Cartographers use a system called 'projection' to depict the three-dimensional data of the surface of the Earth to a two-dimensional presentation. The 'Mercator Projection' is the most popular projection for the map of the world. In the aeronautical realm, they use conical projections. With the galloping strides in the information technology, cartography has attained greater sophistication. Geographic Information System (GIS) has made it more scientific, accurate and adaptive to fluctuations in various fronts. Labeling is the system of specifying geographic features like cities, lakes, rivers, etc. in a map. For cartographers, labeling is difficult with the increase in density.
Maps are created for the world, the continents, the countries, the provinces or states, smaller units like districts, cities, towns, etc. For instance, you can have the map of India, map of Delhi, map of Haryana, or the map of Gurgaon. Maps of cities show the roads, rails and other urban transport routes, landmarks like rivers, lakes, historic monuments, important institutions, bazaars, etc.

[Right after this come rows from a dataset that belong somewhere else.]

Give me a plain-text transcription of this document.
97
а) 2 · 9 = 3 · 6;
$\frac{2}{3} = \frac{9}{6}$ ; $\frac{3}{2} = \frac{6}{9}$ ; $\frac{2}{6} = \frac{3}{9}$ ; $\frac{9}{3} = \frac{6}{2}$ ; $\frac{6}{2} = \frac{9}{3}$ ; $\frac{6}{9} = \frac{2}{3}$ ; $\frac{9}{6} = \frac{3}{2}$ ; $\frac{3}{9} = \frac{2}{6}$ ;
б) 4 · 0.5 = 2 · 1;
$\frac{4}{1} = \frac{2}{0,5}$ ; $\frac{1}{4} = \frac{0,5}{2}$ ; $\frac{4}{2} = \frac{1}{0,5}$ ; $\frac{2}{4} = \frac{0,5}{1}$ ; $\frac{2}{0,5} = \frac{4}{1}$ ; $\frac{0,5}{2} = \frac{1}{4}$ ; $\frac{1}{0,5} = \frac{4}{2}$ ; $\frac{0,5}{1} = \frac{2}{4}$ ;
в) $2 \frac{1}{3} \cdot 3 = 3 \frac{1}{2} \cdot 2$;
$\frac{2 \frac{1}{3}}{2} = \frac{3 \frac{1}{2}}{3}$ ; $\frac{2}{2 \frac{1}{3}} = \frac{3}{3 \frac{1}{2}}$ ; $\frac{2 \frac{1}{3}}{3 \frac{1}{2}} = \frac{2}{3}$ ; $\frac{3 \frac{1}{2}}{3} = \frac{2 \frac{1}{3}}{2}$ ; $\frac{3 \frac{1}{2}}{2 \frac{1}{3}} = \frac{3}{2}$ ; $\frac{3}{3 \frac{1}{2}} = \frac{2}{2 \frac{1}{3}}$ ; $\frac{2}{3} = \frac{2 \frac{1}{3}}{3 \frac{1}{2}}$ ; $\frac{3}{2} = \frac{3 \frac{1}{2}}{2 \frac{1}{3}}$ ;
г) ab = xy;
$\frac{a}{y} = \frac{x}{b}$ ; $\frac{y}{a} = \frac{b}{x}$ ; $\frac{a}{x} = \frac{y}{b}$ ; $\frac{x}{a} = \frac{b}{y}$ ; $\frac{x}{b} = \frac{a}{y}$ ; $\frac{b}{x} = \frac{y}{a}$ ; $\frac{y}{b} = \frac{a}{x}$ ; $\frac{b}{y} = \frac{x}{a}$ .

For instance, in the Map of Gurgaon you can find roads like NH 8, Basai Road, Railway Road, Sohna Road, Mahrauli Road, Old Delhi Road, etc. You can find localities like DLF Phase I, II, III and IV, Sushant Lok, Wazirabad, Islampur, Patel Nagar, Udyog vihar, Palam Vihar, Palam Vihar, Jhasra, HSEB Colony, etc. You can easily locate in the Gurgaon map the various institutions, establishments and landmarks such as: Apra Motels, Bristol Hotel, Fortune Hotel, Claremont Hotel, Park Plaza, etc. Tourists and visitors to the city find it convenient to locate the various places in the city with the help of the map of Gurgaon.